One recent worksheet to improve reading comprehension caught my eye. Here’s how it starts out: “Would it be fair if men could vote and women could not? That was the law for a long time.

“In 1776, the United States was a new country. Men made all the rules. Women were not given the right to vote until 1920…”

The article goes on and on about how women protested, they were arrested, they were thrown in jail… And ultimately the country passed the 19th Amendment, and voila, women had the right to vote.

How do we expect our children to learn history when issues like this are taught like this?

“Would it be fair…?” Of course it’s not fair. Even a second-grader can see that. Especially when you frame the discussion from that point of view. The men made all the rules? The poor women and girls. That’s terrible. It took over 150 years for the men to GIVE the women the right to vote? That’s horrible. Those men must have been very bad.

How does that paint the founders of our country?

It’s no wonder that people today believe the founders to be: rich, old, white, fat, atheist, racist, slave owning, capitalist, war mongering, right-wing Nazi’s (even though the Nazi’s didn’t exist in 1776), Tea Party, extremist, nut jobs.

Now we can add sexist to the list.

In a few more years we’ll probably add “pimps” and “meth heads” to the list.

Of course we wouldn’t teach our children what the criteria was for people to vote when the country was formed. Clearly we wouldn’t want to teach them why the country used those criteria for voting purposes.

Learning real history would only make them into modern day Tea Party, extremist, nut jobs. Can’t have that.

No, instead we’d rather teach that men are bad and women are good. The strong exploit the week. The powerful try to keep down the powerless.

It’s the second grade and we’re already teaching them class warfare.

Plus, it’s not even factually accurate. In two minutes I found these statements on Wikipedia: “In 1756, Lydia Taft became the first legal woman voter in colonial America.
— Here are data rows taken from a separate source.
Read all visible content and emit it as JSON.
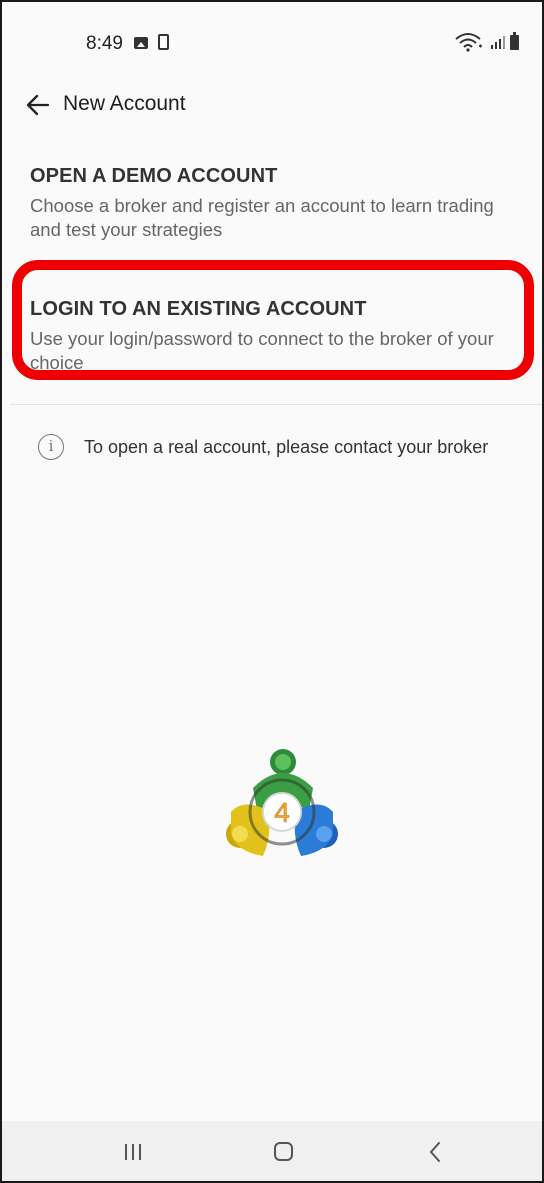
{
  "status_bar": {
    "time": "8:49"
  },
  "app_bar": {
    "title": "New Account"
  },
  "options": [
    {
      "title": "OPEN A DEMO ACCOUNT",
      "description": "Choose a broker and register an account to learn trading and test your strategies"
    },
    {
      "title": "LOGIN TO AN EXISTING ACCOUNT",
      "description": "Use your login/password to connect to the broker of your choice"
    }
  ],
  "info": {
    "text": "To open a real account, please contact your broker"
  },
  "colors": {
    "highlight": "#ee0000",
    "title_text": "#333333",
    "description_text": "#666666"
  },
  "icons": {
    "back": "arrow-left-icon",
    "info": "info-icon",
    "logo": "metatrader-4-logo"
  }
}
This occurred under British rule in the Massachusetts Colony. This was in a New England town meeting and she voted on at least three occasions in Uxbridge, Massachusetts.”
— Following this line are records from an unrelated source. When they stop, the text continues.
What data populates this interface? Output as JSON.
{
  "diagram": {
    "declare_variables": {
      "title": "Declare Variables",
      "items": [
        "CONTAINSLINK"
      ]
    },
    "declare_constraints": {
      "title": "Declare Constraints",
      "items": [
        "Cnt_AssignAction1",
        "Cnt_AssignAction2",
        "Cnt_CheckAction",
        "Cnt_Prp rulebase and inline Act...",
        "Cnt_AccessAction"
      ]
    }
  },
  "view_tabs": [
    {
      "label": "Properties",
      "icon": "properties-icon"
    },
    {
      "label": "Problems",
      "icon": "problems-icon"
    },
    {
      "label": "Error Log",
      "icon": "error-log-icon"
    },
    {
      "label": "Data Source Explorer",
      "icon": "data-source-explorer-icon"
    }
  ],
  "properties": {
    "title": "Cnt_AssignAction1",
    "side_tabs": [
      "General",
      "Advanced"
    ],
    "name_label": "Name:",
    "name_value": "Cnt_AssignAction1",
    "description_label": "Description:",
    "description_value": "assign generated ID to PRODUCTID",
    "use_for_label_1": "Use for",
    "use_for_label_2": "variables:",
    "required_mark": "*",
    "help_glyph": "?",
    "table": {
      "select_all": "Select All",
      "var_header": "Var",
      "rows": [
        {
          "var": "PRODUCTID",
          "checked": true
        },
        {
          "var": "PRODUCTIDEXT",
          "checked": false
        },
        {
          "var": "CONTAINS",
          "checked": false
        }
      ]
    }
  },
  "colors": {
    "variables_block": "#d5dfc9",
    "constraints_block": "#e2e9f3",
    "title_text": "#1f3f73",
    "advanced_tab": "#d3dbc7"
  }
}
“Unmarried women who owned property could vote in New Jersey from 1776 to 1807.”

“Women in the Wyoming Territory voted as of 1869.”

If I could find that in two minutes on the Internet, think of what the author of a textbook could do.
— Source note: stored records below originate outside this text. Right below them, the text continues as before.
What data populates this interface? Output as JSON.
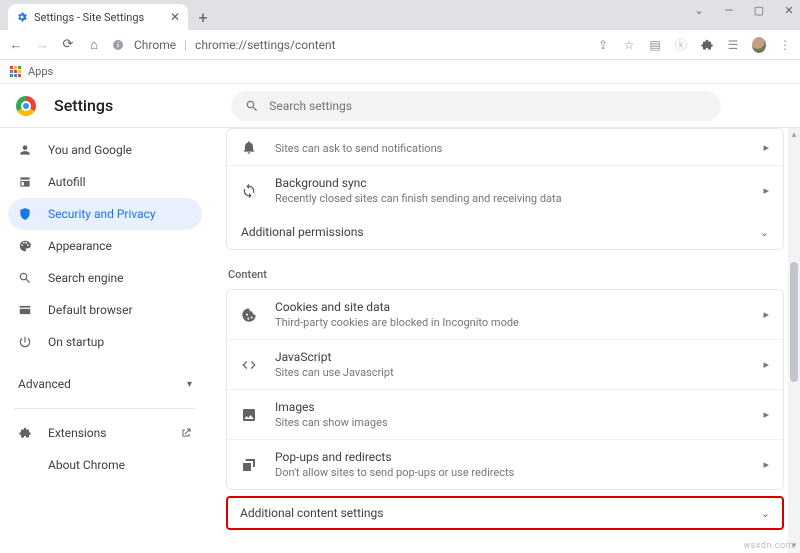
{
  "window": {
    "tab_title": "Settings - Site Settings"
  },
  "omnibox": {
    "origin_label": "Chrome",
    "url": "chrome://settings/content"
  },
  "bookmarks": {
    "apps_label": "Apps"
  },
  "header": {
    "title": "Settings"
  },
  "search": {
    "placeholder": "Search settings"
  },
  "sidebar": {
    "items": [
      {
        "label": "You and Google"
      },
      {
        "label": "Autofill"
      },
      {
        "label": "Security and Privacy"
      },
      {
        "label": "Appearance"
      },
      {
        "label": "Search engine"
      },
      {
        "label": "Default browser"
      },
      {
        "label": "On startup"
      }
    ],
    "advanced_label": "Advanced",
    "extensions_label": "Extensions",
    "about_label": "About Chrome"
  },
  "content": {
    "rows": [
      {
        "title": "",
        "sub": "Sites can ask to send notifications"
      },
      {
        "title": "Background sync",
        "sub": "Recently closed sites can finish sending and receiving data"
      }
    ],
    "additional_permissions": "Additional permissions",
    "content_label": "Content",
    "content_rows": [
      {
        "title": "Cookies and site data",
        "sub": "Third-party cookies are blocked in Incognito mode"
      },
      {
        "title": "JavaScript",
        "sub": "Sites can use Javascript"
      },
      {
        "title": "Images",
        "sub": "Sites can show images"
      },
      {
        "title": "Pop-ups and redirects",
        "sub": "Don't allow sites to send pop-ups or use redirects"
      }
    ],
    "additional_content": "Additional content settings"
  }
}
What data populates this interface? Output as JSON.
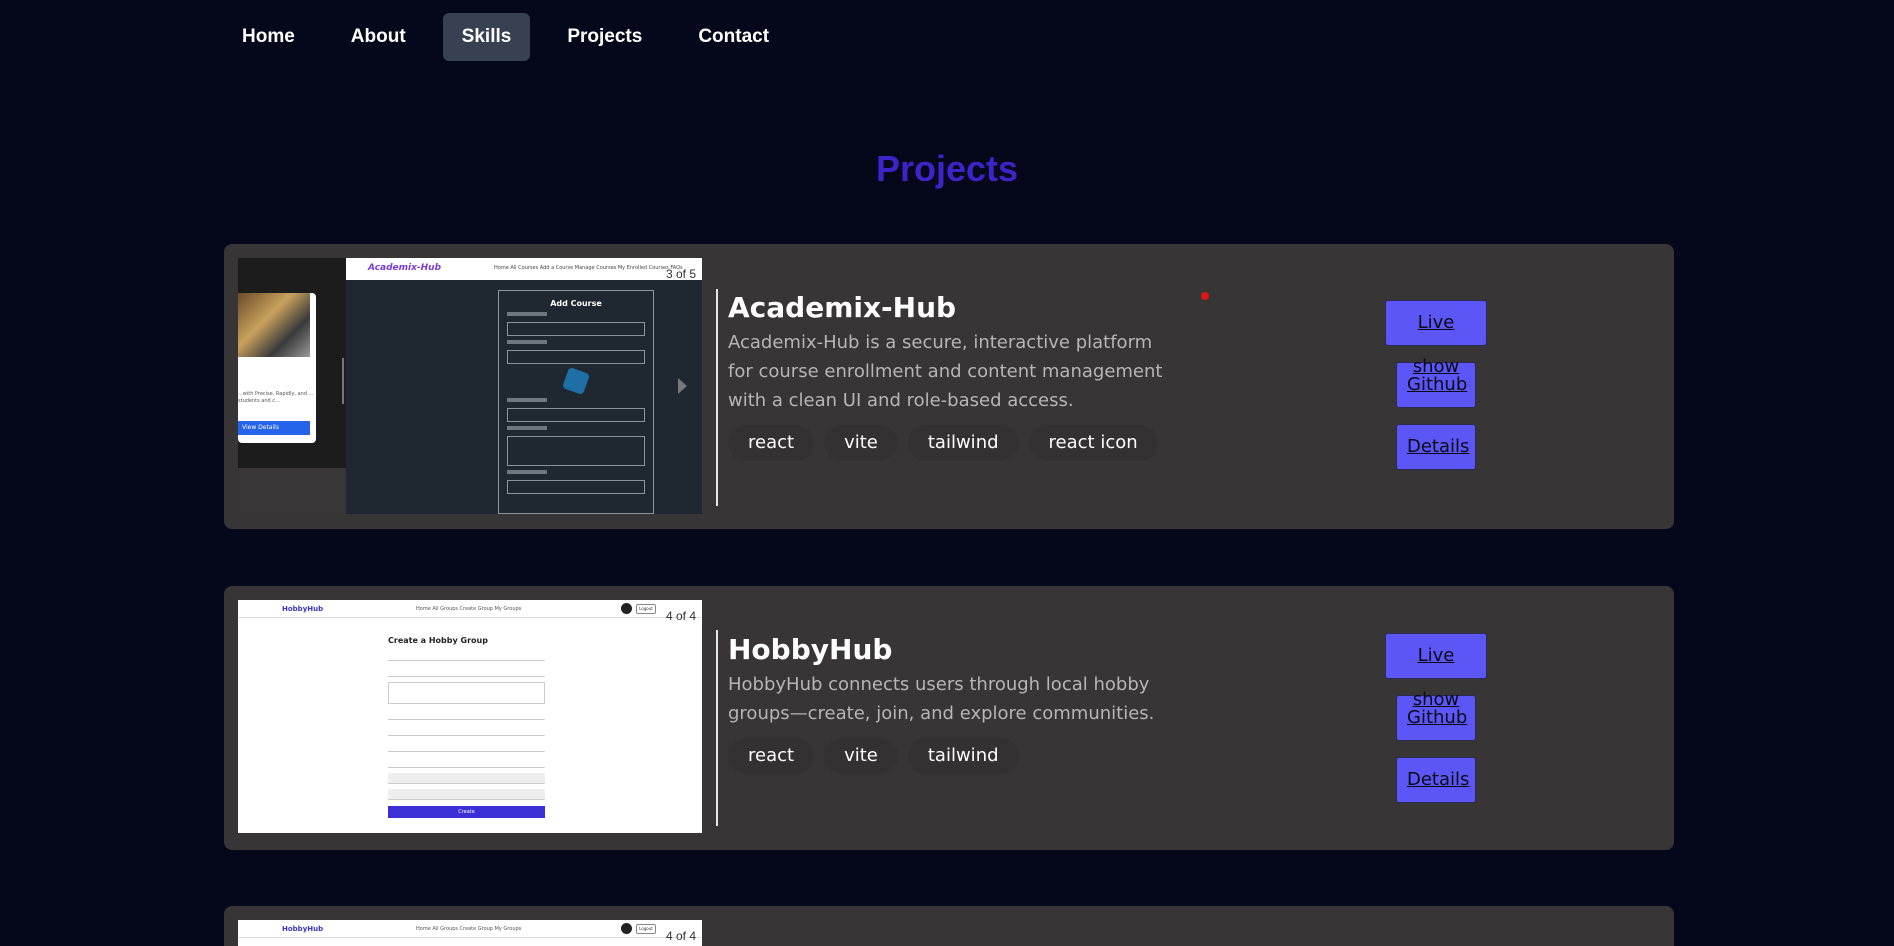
{
  "nav": {
    "items": [
      {
        "label": "Home",
        "active": false
      },
      {
        "label": "About",
        "active": false
      },
      {
        "label": "Skills",
        "active": true
      },
      {
        "label": "Projects",
        "active": false
      },
      {
        "label": "Contact",
        "active": false
      }
    ]
  },
  "section": {
    "title": "Projects",
    "title_color": "#3b24c8"
  },
  "colors": {
    "background": "#04081a",
    "card": "#373535",
    "button": "#5b56f5",
    "active_nav": "#374151"
  },
  "projects": [
    {
      "name": "Academix-Hub",
      "description": "Academix-Hub is a secure, interactive platform for course enrollment and content management with a clean UI and role-based access.",
      "tags": [
        "react",
        "vite",
        "tailwind",
        "react icon"
      ],
      "counter": "3 of 5",
      "buttons": {
        "live": "Live show",
        "github": "Github",
        "details": "Details"
      },
      "preview": {
        "brand": "Academix-Hub",
        "nav": "Home   All Courses   Add a Course   Manage Courses   My Enrolled Courses   FAQs",
        "form_title": "Add Course",
        "left_text": "...with Precise, Rapidly, and ... students and c...",
        "left_button": "View Details"
      }
    },
    {
      "name": "HobbyHub",
      "description": "HobbyHub connects users through local hobby groups—create, join, and explore communities.",
      "tags": [
        "react",
        "vite",
        "tailwind"
      ],
      "counter": "4 of 4",
      "buttons": {
        "live": "Live show",
        "github": "Github",
        "details": "Details"
      },
      "preview": {
        "brand": "HobbyHub",
        "nav": "Home     All Groups     Create Group     My Groups",
        "logout": "Logout",
        "form_title": "Create a Hobby Group",
        "submit": "Create"
      }
    },
    {
      "counter": "4 of 4",
      "preview": {
        "brand": "HobbyHub",
        "nav": "Home     All Groups     Create Group     My Groups",
        "logout": "Logout"
      }
    }
  ]
}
Or the author of a reading comprehension worksheet.

• CPA Bill Richardson and his wife, Annelle, have lived in Ahwatukee for more than 17 years. They have four children and one grand-child.

(1) comment


We teach our children where we came from so that they understand where we are today and where we are going.

We do not whitewash (pun intended) history because it offends some people.

If we taught history the way this writer is suggesting, it would not be history, it would be propaganda.

America's treatment of women and minorities has been atrocious in the past, but we're America, we learn from our history and try to be better.

We don't hide from our past like cowards. We stand up like American's and admit we made mistakes.

And then we fix them. That's what makes America great.